A life unfulfilled. The hopes and ambitions that we take for granted never to be realized. A life lost at eight…a tragedy indeed. He was buried New Year’s Eve 1929 at the beginning of a new decade…the 1930’s. We remember Walter Jr. this Memorial Weekend along with all our lost love ones. Walter may you rest in peace.
 
 

Sunday, May 4, 2014

DECLAMATION

At the Bigelow School which I attended in the 1940’s we were required to address the class once a week in a period called declamation. People have reported they fear public speaking more than death itself. So you can imagine the fear as a pre teenager I had in getting up in front of my classmates and speaking. The only saving grace is that we could pick our own subject matter. Now as a young child my experience level was nonexistent so it was a struggle to think of subjects. Since my main escape from my humdrum life was the movies and Danny Kay was my Cinema idol I often used his movies as a subject for my declamation.
One movie I particularly enjoyed and so I decided to talk about it. It was the original Danny Kay movie “Secret Life of Walter Mitty”. It was recently remade with Ben Stiller. The plot was of a daydreamer whose life was also humdrum but he would have fantasies of being a hero.
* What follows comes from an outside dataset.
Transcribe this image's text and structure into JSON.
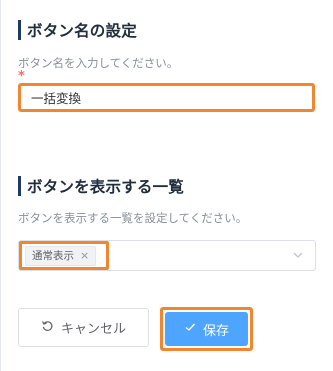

So why not use the same story line.
As I stood before the class my knees rattled and my voice faltered to the point my teacher would have to ask me “to speak up”. I rambled on about my fantasies as a fighter pilot and other comic heroes like Superman and Batman and cowboys shooting the bad guys, all nonsense of course. The important thing was not the content of our declamation but overcoming the fear of public speaking.
Now that I look back it may have been the most important of all the classes I took. Years later in my professional career I had to make many speeches in front of audiences that numbered in the hundreds. The lessons learned way back in my elementary classes at the Bigelow School gave me that confidence.